From dump to urban wetland, wildlife returns to river in Chile's capital


SANTIAGO, Nov 2 (Reuters) - Birds, fish and flowers are returning to a river that cuts through Chile's capital after a decade-long effort transformed it from an eyesore filled with wastewater to an urban refuge for nature and wildlife.

Mauricio Fabry, head of the regional government's environmental office, said it is working with local districts to officially declare Santiago's Mapocho River an urban wetland, with legal protections to safeguard environmental gains.

"The Mapocho River is probably the most important urban and environmental landmark in Santiago's metropolitan region," Fabry said, adding that three of the 16 localities along the river have already moved to protect it.

"I've seen we have birds of prey like peregrine falcons hunting in the river, I've seen migratory birds like Franklin's gulls and there are more people looking at the river," Fabry said.

He said the Mapocho used to be a "dead river" with garbage, a foul odor and no vegetation. But he noted contamination and waste water have largely disappeared over the last decade.

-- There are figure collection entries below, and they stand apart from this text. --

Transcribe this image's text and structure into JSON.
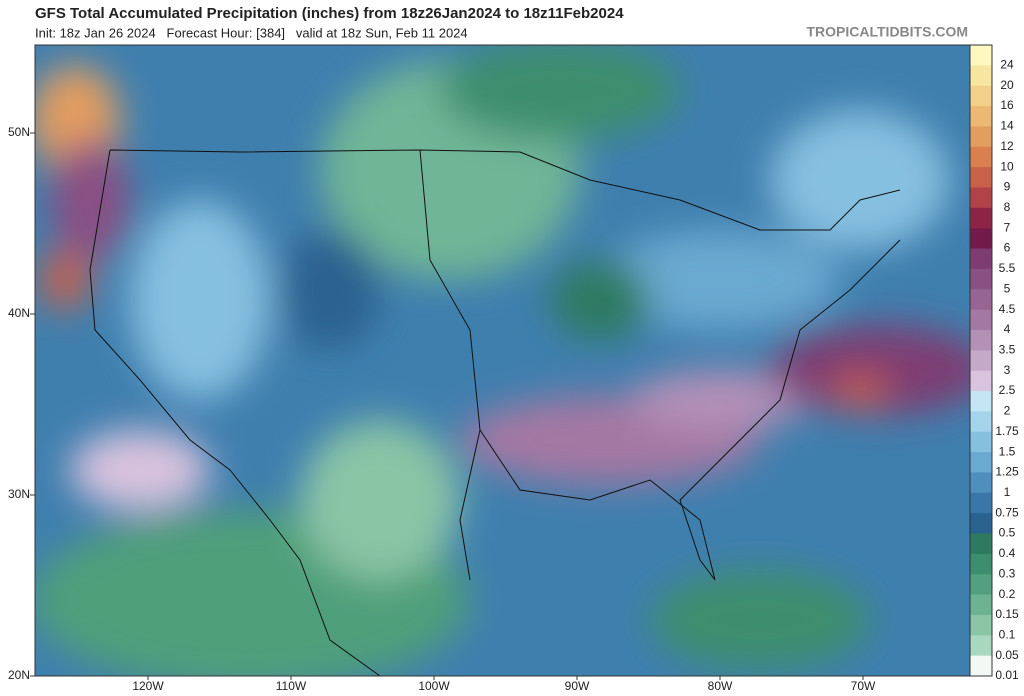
{
  "header": {
    "title": "GFS Total Accumulated Precipitation (inches) from 18z26Jan2024 to 18z11Feb2024",
    "subtitle": "Init: 18z Jan 26 2024   Forecast Hour: [384]   valid at 18z Sun, Feb 11 2024",
    "source": "TROPICALTIDBITS.COM"
  },
  "map": {
    "lat_labels": [
      "50N",
      "40N",
      "30N",
      "20N"
    ],
    "lon_labels": [
      "120W",
      "110W",
      "100W",
      "90W",
      "80W",
      "70W"
    ]
  },
  "colorbar": {
    "levels": [
      {
        "label": "24",
        "color": "#fdf8c0"
      },
      {
        "label": "20",
        "color": "#f8e6a0"
      },
      {
        "label": "16",
        "color": "#f2d08a"
      },
      {
        "label": "14",
        "color": "#edb873"
      },
      {
        "label": "12",
        "color": "#e39d5e"
      },
      {
        "label": "10",
        "color": "#d9804e"
      },
      {
        "label": "9",
        "color": "#c9604a"
      },
      {
        "label": "8",
        "color": "#b04248"
      },
      {
        "label": "7",
        "color": "#8e2445"
      },
      {
        "label": "6",
        "color": "#731a4b"
      },
      {
        "label": "5.5",
        "color": "#7e3c72"
      },
      {
        "label": "5",
        "color": "#8a5083"
      },
      {
        "label": "4.5",
        "color": "#976493"
      },
      {
        "label": "4",
        "color": "#a478a3"
      },
      {
        "label": "3.5",
        "color": "#b490b7"
      },
      {
        "label": "3",
        "color": "#c6a8cb"
      },
      {
        "label": "2.5",
        "color": "#d9c3de"
      },
      {
        "label": "2",
        "color": "#c3e6f5"
      },
      {
        "label": "1.75",
        "color": "#a4d4ec"
      },
      {
        "label": "1.5",
        "color": "#86c0e0"
      },
      {
        "label": "1.25",
        "color": "#6aa9d0"
      },
      {
        "label": "1",
        "color": "#4f8fbe"
      },
      {
        "label": "0.75",
        "color": "#3a77a8"
      },
      {
        "label": "0.5",
        "color": "#2a6290"
      },
      {
        "label": "0.4",
        "color": "#2e7a60"
      },
      {
        "label": "0.3",
        "color": "#3d8e6e"
      },
      {
        "label": "0.2",
        "color": "#52a07e"
      },
      {
        "label": "0.15",
        "color": "#6db391"
      },
      {
        "label": "0.1",
        "color": "#8ac5a6"
      },
      {
        "label": "0.05",
        "color": "#a9d8be"
      },
      {
        "label": "0.01",
        "color": "#f2f8f4"
      }
    ]
  }
}
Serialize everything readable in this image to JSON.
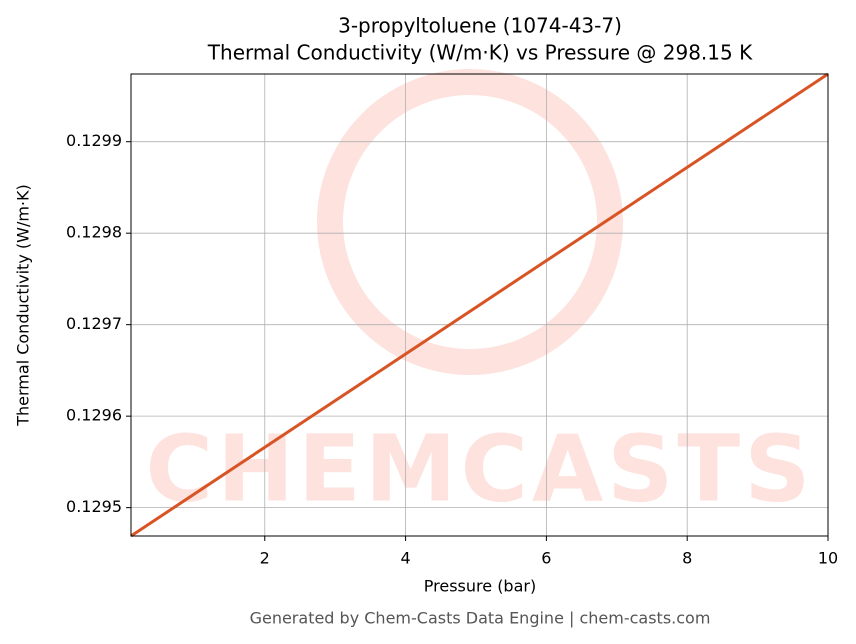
{
  "chart_data": {
    "type": "line",
    "title": "3-propyltoluene (1074-43-7)",
    "subtitle": "Thermal Conductivity (W/m·K) vs Pressure @ 298.15 K",
    "x_label": "Pressure (bar)",
    "y_label": "Thermal Conductivity (W/m·K)",
    "footer": "Generated by Chem-Casts Data Engine | chem-casts.com",
    "watermark": "CHEMCASTS",
    "x": [
      0.1,
      10
    ],
    "series": [
      {
        "name": "Thermal Conductivity",
        "color": "#d95425",
        "values": [
          0.129469,
          0.129974
        ]
      }
    ],
    "xlim": [
      0.1,
      10
    ],
    "xticks": [
      2,
      4,
      6,
      8,
      10
    ],
    "ylim": [
      0.129469,
      0.129974
    ],
    "yticks": [
      0.1295,
      0.1296,
      0.1297,
      0.1298,
      0.1299
    ],
    "grid": true
  }
}
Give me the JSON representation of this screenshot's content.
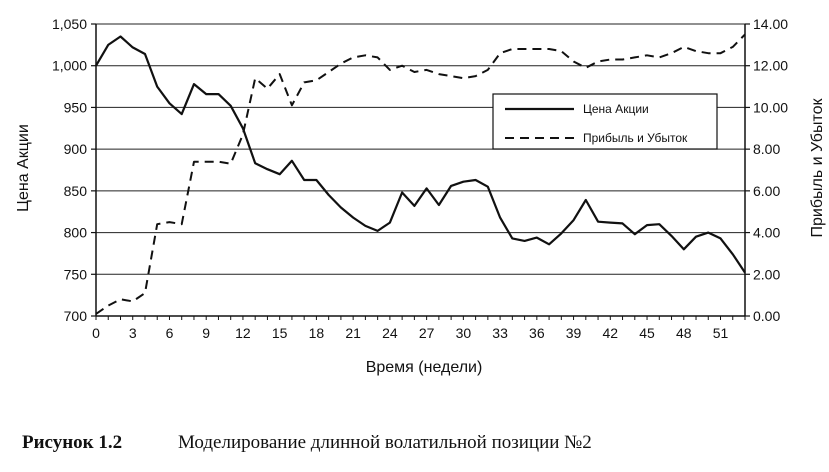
{
  "chart_data": {
    "type": "line",
    "xlabel": "Время (недели)",
    "ylabel_left": "Цена Акции",
    "ylabel_right": "Прибыль и Убыток",
    "x_ticks": [
      "0",
      "3",
      "6",
      "9",
      "12",
      "15",
      "18",
      "21",
      "24",
      "27",
      "30",
      "33",
      "36",
      "39",
      "42",
      "45",
      "48",
      "51"
    ],
    "y_left_ticks": [
      "700",
      "750",
      "800",
      "850",
      "900",
      "950",
      "1,000",
      "1,050"
    ],
    "y_right_ticks": [
      "0.00",
      "2.00",
      "4.00",
      "6.00",
      "8.00",
      "10.00",
      "12.00",
      "14.00"
    ],
    "xlim": [
      0,
      53
    ],
    "ylim_left": [
      700,
      1050
    ],
    "ylim_right": [
      0,
      14
    ],
    "grid": "horizontal",
    "legend_position": "right",
    "series": [
      {
        "name": "Цена Акции",
        "axis": "left",
        "style": "solid",
        "x": [
          0,
          1,
          2,
          3,
          4,
          5,
          6,
          7,
          8,
          9,
          10,
          11,
          12,
          13,
          14,
          15,
          16,
          17,
          18,
          19,
          20,
          21,
          22,
          23,
          24,
          25,
          26,
          27,
          28,
          29,
          30,
          31,
          32,
          33,
          34,
          35,
          36,
          37,
          38,
          39,
          40,
          41,
          42,
          43,
          44,
          45,
          46,
          47,
          48,
          49,
          50,
          51,
          52,
          53
        ],
        "values": [
          1000,
          1025,
          1035,
          1022,
          1014,
          975,
          955,
          942,
          978,
          966,
          966,
          952,
          925,
          883,
          876,
          870,
          886,
          863,
          863,
          845,
          830,
          818,
          808,
          802,
          812,
          848,
          832,
          853,
          833,
          856,
          861,
          863,
          855,
          818,
          793,
          790,
          794,
          786,
          799,
          815,
          839,
          813,
          812,
          811,
          798,
          809,
          810,
          796,
          780,
          795,
          800,
          793,
          774,
          752
        ]
      },
      {
        "name": "Прибыль и Убыток",
        "axis": "right",
        "style": "dashed",
        "x": [
          0,
          1,
          2,
          3,
          4,
          5,
          6,
          7,
          8,
          9,
          10,
          11,
          12,
          13,
          14,
          15,
          16,
          17,
          18,
          19,
          20,
          21,
          22,
          23,
          24,
          25,
          26,
          27,
          28,
          29,
          30,
          31,
          32,
          33,
          34,
          35,
          36,
          37,
          38,
          39,
          40,
          41,
          42,
          43,
          44,
          45,
          46,
          47,
          48,
          49,
          50,
          51,
          52,
          53
        ],
        "values": [
          0.1,
          0.5,
          0.8,
          0.7,
          1.1,
          4.4,
          4.5,
          4.4,
          7.4,
          7.4,
          7.4,
          7.3,
          8.7,
          11.4,
          10.9,
          11.6,
          10.1,
          11.2,
          11.3,
          11.7,
          12.1,
          12.4,
          12.5,
          12.4,
          11.8,
          12.0,
          11.7,
          11.8,
          11.6,
          11.5,
          11.4,
          11.5,
          11.8,
          12.6,
          12.8,
          12.8,
          12.8,
          12.8,
          12.7,
          12.2,
          11.9,
          12.2,
          12.3,
          12.3,
          12.4,
          12.5,
          12.4,
          12.6,
          12.9,
          12.7,
          12.6,
          12.6,
          12.9,
          13.5
        ]
      }
    ]
  },
  "caption": {
    "label": "Рисунок 1.2",
    "text": "Моделирование длинной волатильной позиции №2"
  },
  "colors": {
    "line": "#111111",
    "grid": "#222222",
    "background": "#ffffff"
  }
}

Joaquin Moure, director of the Mapocho Vivo foundation that seeks to protect the river, said it has been a decade since a local water supply company diverted wastewater to treatment plants that once was destined for the river.

"It's been 10 years that wastewater outlets don't go into the river, 10 years of clean water flowing," Moure said. "And that's why species like Andean catfish and freshwater crabs are returning to the river."

Declaring the Mapocho River an urban wetland will make it easier to protect the natural state of the river by preventing real estate development, dumping and activities like sand and rock extraction, Fabry said.

He added the river has a number of "ecosystem services" like acting as a carbon sink, lowering the city's temperature by up to 2 degrees Celsius and helping control invasive species.

"We can't live without biodiversity," Fabry said. "People don't recognize this as something relevant, but people can't really live without biodiversity because we depend on biodiversity."